AndrewKemendo: If you haven’t figured it out by now the future of all work is transfer learning and encoding human action so that all possible action is mechanized and commoditized.I’ve been obsessed with this problem for the better part of 20 yearsThe fact that we’re finally starting to see it realized is very exciting
_doctor_love: I had a terrible thought while out on a hike the other day. I'm almost loath to post it on HN because I worry some idiot is going to read it and think it's a good idea. On the other hand, if I thought of it, it's just a matter of time before someone else does.Here is the idea: programmers may move to a DoorDash like model as well in the future. You may have full time employment but it will be at a much lower base salary than in the past.Instead of working on "stories" you will work "contracts."So someone wants feature X or system Y, that's a contract. You get paid on delivery.Meaning, since it will become possible to build more complete / fleshed out things with enough requirements and so forth with the use of AI, the best programmers will really be the best 'coding drone operators.' Whoever can get the most jobs done in the shortest amount of time at the highest quality for the least tokens, they'll rule the roost.Real compensation will then happen in terms of boosts to the base salary for getting contracts done, similar to how many execs are paid a low salary and then are expected to earn their keep by the bonuses and equity the earn for delivering results. (Yes, I know, delivering results, har har).
bombcar: Congratulations, you invented Upwork!
loa_in_: In a certain Euroland country an analogous delivery company just awards the driver minimum hourly payment on certain agreed before hours if they're clearly working but circumstances had them earn less. Minimum wage requirements stifle nothing.
xienze: To be fair, it’s not really their fault that there are people who want to treat work that normally would be considered a way to pick up a few bucks during free time as a full time career.Sure, go ahead and make fast food delivery a highly regulated line of work that pays $30/hour with benefits. Just don’t be surprised when it no longer becomes economically viable for DoorDash to continue operating.
stego-tech: It’d be nice if folks like yourself were equally obsessed with the systemic harms that would come about from solving or addressing this problem rather than charging full-speed ahead into the unknown at everyone else’s expense.Problems aren’t solely technological in nature, nor are their impacts and solutions. Never forget the humans behind the models.
AndrewKemendo: What’s that look like in your mind?
yrds96: You should be concerned and not excited. This future might be near than we can imagine and we're just accelerating things without thinking about the consequences.
CPLX: Piecemeal labor! Shift work! SRO’s! Unlicensed taxis!I can't imagine what these innovators will come up with next.

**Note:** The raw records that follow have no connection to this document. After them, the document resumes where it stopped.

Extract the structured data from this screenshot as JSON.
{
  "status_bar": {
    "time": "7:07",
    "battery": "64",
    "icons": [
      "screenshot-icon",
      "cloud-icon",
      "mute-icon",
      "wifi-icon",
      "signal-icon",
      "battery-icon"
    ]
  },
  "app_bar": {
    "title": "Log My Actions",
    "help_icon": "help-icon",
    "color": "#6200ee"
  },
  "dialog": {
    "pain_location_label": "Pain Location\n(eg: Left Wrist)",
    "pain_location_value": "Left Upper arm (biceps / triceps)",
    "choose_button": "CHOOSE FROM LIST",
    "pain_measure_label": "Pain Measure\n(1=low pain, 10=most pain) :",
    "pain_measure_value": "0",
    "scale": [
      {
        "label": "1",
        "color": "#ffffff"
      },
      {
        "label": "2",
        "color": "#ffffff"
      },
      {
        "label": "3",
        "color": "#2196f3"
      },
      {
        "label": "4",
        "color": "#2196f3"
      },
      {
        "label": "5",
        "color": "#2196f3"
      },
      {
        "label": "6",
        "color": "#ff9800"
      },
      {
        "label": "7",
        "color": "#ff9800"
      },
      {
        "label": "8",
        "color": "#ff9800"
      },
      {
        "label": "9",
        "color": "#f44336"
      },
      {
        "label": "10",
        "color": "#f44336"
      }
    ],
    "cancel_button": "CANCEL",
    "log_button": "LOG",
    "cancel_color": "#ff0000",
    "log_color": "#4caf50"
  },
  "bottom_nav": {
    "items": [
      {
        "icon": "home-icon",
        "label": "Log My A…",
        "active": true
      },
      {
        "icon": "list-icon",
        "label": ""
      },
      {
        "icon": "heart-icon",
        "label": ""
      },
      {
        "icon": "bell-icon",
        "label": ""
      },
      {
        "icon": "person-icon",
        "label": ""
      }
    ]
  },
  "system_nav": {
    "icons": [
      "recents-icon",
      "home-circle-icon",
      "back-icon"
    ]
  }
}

wildrhythms: No, it's just an inventory check.
CSMastermind: It's also unlocking economic value that was impossible to realize in the old model. If you're sitting around your house with nothing to do for an hour you can now earn money in ways you couldn't before.
ChromaticPanic: "Earn money" most markets are so saturated with drivers, nobody is making above minimum wage.
nradov: A lot of that is about medical insurance. Employers generally have to offer subsidized health plans to full-time employees. If we could break that policy linkage between employment and health plan coverage then it would reduce the importance of classifying workers as employees versus independent contractors.
AndrewKemendo: What specific consequences are you anticipating?